Rigolo prit la lettre.

– Maintenant, dit Rocambole, écoute bien ceci. Rigolo regarda le maître.

– Si la femme blonde n’a pas cette lettre avant midi, ce soir Mlle Antoinette sera morte.

– Oh ! s’écria Rigolo, elle l’aura, dussé-je passer au travers des murs. Et il cacha la lettre entre sa chemise et son gilet et s’élança dehors.

– Prends une voiture ! lui cria Rocambole.

– Oui, maître.

Rocambole se mit à la fenêtre et vit Rigolo se jeter dans un fiacre, devant l’église Saint-Philippe-du-Roule. Le fiacre partit au grand trot et disparut dans le faubourg Saint-Honoré. Alors Rocambole ferma la croisée et vint se rasseoir devant la table sur laquelle il avait écrit, tira sa montre en murmurant :

– Je ne vivrai pas jusqu’à ce soir !…

– Mais qu’avez-vous donc, maître ? demanda le Bonnet vert, en voyant Rocambole si pâle, qu’on eût dit un cadavre.

– Te souviens-tu, répondit Rocambole, de cette minute d’un siècle de longueur que tu as passée dans la lunette de la guillotine ?

– Oui, maître, murmura le Bonnet vert dont un frisson parcourut tout le corps.

– Eh bien, dit Rocambole, je vais souffrir pendant huit ou dix heures ce que tu as souffert pendant cette minute.

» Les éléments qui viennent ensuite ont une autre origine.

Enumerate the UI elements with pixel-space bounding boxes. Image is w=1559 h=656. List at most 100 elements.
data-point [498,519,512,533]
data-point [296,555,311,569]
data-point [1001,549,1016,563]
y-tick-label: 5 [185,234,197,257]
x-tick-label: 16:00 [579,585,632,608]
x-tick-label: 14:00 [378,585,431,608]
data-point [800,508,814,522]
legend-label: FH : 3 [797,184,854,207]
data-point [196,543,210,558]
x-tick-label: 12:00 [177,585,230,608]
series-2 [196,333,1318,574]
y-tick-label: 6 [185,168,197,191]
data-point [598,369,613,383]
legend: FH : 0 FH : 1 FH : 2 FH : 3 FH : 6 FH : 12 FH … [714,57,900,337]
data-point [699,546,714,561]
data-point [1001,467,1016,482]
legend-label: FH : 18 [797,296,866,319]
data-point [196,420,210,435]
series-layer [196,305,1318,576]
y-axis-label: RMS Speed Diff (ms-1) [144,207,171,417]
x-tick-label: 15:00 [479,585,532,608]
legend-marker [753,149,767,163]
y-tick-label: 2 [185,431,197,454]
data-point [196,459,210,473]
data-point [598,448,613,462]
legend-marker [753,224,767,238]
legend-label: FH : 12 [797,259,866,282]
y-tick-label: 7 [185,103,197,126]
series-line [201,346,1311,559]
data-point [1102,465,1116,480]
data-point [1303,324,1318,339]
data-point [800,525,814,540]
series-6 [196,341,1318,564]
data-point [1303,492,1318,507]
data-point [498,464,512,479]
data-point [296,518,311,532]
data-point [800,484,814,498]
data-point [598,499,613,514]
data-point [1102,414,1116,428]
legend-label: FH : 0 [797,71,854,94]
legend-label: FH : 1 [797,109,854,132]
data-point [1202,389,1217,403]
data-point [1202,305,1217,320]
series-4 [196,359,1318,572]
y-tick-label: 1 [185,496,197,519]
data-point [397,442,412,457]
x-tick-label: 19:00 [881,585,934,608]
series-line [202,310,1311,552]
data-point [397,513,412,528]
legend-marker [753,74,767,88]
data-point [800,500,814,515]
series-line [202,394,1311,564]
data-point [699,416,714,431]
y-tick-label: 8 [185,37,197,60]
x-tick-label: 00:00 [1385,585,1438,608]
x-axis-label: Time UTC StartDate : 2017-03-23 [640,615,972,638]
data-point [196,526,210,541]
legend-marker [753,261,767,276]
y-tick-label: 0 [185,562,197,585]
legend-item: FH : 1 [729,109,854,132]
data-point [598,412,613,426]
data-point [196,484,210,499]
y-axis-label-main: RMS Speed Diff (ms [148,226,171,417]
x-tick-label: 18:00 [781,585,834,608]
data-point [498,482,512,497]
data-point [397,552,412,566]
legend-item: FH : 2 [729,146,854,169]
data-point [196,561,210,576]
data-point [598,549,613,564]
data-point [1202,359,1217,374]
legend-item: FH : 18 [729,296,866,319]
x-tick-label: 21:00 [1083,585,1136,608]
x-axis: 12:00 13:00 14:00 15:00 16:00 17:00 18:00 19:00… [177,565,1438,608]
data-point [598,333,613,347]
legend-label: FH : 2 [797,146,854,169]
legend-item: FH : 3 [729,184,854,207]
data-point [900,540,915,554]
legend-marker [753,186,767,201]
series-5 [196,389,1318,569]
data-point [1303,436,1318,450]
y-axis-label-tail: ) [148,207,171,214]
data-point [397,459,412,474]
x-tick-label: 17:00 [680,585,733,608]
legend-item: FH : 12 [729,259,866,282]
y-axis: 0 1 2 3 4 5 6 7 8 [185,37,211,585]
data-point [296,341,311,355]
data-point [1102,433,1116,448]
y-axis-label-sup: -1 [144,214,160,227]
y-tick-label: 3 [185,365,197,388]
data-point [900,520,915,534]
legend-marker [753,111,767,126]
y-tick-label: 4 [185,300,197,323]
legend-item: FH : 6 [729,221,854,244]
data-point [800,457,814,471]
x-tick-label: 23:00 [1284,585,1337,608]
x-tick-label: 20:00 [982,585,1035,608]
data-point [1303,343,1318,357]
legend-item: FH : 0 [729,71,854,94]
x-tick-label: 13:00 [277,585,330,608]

Alors Rocambole s’accouda sur la table, et, prenant son front pâle dans ses mains crispées :

– Oh ! dit-il, se parlant à lui-même, il y a dans le BIEN des émotions que je n’ai jamais connues quand j’étais le génie du MAL.

Et les deux forçats, consternés, virent alors une larme rouler sur la joue livide de Rocambole.